I hugged her and she rested her tear streaked face against my chest. I told her it would be fine...she didn't have to do anything that she didn't want to do. No one would be upset with her and no one would make fun of her. I told her that she could wait...and think about it...and maybe try again in a few minutes. Well, here comes the amazing thing I saw......are you ready for it?......
Standing in line next to Emma was a little girl who is just a few months older than Emma....and she is the sister to a boy with type 1. They are part of a local family that we know and are friends with. This little girl stood there next to Emma and cheered her on....the entire way...from the moment Emma walked up to the wall and put her hand on the first grip...to the halfway point on the wall when she decided that she wanted to come back down again...because it was far enough this time and she was happy with her first attempt. This little girl stood there cheering her on...saying "you can do it Emma! You can do it! You're almost there! Good job! Keep going! WOOT! Way to go! Look at how far you made it! You did awesome!" This little girl gave Emma something that even I, as her Mom, couldn't give her. Sure, I told her how proud I was of her and hugged and kissed her and told her she did a great job.......but this little girl....oh she gave Emma so much more. Our friend gave Emma the confidence she needed...as her peer...as her friend...as someone who can relate to how her life is like now at 9 years old. This little girl gave Emma that special kind of support that only a friend can give you.

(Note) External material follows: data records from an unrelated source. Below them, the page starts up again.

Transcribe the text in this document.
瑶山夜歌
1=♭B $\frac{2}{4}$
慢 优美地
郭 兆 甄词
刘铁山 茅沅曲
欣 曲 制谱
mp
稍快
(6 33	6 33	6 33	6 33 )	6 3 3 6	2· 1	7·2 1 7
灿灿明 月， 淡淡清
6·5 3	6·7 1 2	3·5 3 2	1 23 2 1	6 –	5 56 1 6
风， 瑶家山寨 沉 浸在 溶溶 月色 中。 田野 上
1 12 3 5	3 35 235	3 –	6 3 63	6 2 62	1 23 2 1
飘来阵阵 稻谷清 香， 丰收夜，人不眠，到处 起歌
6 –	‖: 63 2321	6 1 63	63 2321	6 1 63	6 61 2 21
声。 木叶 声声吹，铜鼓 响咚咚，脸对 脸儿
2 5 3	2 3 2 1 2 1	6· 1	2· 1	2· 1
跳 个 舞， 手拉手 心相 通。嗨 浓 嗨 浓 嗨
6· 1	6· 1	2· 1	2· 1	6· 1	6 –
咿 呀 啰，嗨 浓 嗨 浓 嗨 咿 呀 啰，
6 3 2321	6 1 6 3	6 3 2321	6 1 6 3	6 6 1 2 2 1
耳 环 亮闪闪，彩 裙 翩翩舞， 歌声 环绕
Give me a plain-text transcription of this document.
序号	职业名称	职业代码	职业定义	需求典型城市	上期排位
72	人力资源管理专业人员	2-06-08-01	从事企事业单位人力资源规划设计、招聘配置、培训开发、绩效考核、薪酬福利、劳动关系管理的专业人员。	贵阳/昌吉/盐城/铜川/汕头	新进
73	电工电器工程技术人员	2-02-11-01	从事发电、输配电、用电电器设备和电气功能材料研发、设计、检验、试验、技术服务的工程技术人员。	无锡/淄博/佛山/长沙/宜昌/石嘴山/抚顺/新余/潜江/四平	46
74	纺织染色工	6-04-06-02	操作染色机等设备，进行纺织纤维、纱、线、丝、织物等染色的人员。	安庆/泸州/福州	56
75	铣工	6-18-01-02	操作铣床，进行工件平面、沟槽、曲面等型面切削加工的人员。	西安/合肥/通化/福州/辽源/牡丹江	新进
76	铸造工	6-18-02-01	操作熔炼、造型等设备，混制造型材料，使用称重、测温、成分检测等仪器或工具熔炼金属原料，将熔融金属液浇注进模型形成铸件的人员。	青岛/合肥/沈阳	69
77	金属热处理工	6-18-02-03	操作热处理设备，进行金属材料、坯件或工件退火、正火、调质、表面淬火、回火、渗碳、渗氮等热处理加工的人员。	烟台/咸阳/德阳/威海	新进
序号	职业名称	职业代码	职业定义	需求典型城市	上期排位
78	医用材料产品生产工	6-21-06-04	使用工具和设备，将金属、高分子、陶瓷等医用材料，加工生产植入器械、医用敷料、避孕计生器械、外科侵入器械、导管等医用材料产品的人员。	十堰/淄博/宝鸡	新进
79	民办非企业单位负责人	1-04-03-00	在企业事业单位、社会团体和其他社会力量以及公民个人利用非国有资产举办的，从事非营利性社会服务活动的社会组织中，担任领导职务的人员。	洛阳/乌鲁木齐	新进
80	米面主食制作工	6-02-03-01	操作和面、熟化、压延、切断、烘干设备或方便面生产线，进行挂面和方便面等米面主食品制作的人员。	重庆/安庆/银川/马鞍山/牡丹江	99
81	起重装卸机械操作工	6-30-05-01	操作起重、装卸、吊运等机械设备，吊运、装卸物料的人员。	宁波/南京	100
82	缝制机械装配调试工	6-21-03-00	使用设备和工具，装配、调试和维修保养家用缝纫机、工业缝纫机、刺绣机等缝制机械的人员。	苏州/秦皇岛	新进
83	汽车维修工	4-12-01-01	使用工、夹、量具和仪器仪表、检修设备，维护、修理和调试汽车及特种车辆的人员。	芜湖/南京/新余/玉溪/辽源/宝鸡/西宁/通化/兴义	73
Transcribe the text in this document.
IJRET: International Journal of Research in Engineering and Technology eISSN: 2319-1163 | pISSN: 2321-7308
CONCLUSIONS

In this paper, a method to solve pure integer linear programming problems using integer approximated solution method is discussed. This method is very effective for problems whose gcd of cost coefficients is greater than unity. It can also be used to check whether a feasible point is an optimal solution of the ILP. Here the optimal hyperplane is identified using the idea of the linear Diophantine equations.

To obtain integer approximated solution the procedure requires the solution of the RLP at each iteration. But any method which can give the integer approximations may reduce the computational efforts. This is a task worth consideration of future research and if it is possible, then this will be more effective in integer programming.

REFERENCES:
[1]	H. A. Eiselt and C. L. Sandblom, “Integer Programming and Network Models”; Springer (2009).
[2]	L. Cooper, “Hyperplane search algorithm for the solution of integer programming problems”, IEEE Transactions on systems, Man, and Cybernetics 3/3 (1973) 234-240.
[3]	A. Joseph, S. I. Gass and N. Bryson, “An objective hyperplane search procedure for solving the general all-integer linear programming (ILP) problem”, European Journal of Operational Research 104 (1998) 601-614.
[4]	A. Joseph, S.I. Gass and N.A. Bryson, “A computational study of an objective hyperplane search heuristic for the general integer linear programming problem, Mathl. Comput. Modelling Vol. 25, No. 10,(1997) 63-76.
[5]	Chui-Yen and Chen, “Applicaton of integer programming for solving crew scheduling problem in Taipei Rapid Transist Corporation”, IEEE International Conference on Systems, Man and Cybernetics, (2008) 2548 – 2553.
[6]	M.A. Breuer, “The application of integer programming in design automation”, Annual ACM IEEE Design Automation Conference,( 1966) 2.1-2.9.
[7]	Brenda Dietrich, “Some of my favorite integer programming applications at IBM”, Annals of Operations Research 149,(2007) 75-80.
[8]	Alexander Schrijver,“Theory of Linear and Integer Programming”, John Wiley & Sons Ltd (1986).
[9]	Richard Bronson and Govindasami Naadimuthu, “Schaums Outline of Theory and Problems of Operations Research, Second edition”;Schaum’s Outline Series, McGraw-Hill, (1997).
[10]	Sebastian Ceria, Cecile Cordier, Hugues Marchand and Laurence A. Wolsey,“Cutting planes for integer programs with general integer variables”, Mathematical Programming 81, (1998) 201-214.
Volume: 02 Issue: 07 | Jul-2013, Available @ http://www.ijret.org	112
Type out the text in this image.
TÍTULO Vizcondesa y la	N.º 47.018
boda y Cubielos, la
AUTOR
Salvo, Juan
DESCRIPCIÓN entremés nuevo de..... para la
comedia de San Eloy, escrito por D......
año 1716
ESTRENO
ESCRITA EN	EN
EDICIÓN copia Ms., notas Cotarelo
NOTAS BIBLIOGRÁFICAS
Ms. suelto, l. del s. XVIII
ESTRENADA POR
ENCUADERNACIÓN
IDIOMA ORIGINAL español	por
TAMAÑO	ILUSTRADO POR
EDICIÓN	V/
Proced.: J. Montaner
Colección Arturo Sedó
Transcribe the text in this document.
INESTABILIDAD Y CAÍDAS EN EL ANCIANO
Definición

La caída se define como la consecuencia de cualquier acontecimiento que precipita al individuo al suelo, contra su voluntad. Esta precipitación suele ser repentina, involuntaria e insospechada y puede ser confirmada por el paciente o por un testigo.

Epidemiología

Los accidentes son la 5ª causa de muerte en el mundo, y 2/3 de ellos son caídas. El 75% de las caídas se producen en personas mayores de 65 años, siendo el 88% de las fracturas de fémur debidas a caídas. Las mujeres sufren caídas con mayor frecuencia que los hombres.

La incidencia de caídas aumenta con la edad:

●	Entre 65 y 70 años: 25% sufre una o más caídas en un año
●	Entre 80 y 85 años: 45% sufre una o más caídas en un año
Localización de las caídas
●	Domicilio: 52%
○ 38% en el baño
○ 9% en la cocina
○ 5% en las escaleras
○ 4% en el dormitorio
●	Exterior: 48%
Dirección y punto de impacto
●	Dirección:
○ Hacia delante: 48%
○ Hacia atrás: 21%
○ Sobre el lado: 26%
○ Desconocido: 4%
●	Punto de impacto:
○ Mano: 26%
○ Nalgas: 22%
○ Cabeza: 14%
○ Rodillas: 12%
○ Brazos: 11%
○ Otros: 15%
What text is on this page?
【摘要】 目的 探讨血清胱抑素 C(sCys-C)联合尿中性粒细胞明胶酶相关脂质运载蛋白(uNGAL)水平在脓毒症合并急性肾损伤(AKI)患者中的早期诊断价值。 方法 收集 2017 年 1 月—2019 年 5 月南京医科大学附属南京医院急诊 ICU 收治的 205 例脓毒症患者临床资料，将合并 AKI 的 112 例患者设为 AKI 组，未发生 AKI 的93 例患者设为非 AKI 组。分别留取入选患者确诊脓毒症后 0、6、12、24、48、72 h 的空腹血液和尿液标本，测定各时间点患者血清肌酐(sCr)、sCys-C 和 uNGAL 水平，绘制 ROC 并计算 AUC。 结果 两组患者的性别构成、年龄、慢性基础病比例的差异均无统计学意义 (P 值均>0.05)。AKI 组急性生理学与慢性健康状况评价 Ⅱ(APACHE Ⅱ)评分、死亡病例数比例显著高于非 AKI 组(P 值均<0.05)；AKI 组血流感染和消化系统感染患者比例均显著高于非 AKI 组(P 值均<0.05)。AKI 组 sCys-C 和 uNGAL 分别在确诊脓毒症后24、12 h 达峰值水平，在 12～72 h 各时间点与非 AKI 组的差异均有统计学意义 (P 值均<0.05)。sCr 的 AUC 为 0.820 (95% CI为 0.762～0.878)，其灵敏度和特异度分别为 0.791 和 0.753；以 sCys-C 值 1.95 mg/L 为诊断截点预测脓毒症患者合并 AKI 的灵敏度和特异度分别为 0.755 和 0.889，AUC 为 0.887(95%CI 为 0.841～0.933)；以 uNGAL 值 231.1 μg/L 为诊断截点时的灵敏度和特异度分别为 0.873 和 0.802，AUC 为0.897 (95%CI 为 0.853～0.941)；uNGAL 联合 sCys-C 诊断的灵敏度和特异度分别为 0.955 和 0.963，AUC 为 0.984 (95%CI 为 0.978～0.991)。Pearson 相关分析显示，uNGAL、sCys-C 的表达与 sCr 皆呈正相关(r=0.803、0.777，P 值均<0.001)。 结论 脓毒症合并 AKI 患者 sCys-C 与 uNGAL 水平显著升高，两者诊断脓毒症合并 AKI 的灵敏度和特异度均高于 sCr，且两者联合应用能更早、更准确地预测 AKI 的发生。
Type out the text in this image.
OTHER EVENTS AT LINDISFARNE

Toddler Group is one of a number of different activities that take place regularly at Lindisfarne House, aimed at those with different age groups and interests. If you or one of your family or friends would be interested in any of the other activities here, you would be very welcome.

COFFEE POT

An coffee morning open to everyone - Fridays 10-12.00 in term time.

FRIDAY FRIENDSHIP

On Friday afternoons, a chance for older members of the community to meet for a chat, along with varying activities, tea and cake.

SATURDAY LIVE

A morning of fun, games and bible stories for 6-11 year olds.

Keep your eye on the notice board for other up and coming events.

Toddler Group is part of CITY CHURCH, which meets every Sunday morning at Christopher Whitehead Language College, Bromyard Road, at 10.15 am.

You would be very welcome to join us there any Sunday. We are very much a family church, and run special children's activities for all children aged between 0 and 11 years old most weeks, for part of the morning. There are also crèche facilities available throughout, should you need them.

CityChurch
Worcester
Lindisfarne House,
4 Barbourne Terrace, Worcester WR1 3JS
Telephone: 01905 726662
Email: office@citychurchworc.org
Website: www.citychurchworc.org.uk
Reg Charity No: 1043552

By the end of the event, Emma had made it to the top of the wall. She was scared...she wanted to give up on her way up the wall...but she didn't...she faced her fears head on and kept going. I stood at the bottom of the wall staring way up at my extra sweet girl...my heart pounding wanting her to reach her goal...wanting her to not give up...wanting her to truly feel her strength and her determination and her bravery. I wanted her to FEEL it inside of herself. I see it every single day and I tell her all the time....but in that moment, I wanted more than anything for her to feel it and see it in herself.
Well, she did...and I have no words to describe how much pride fills my heart tonight.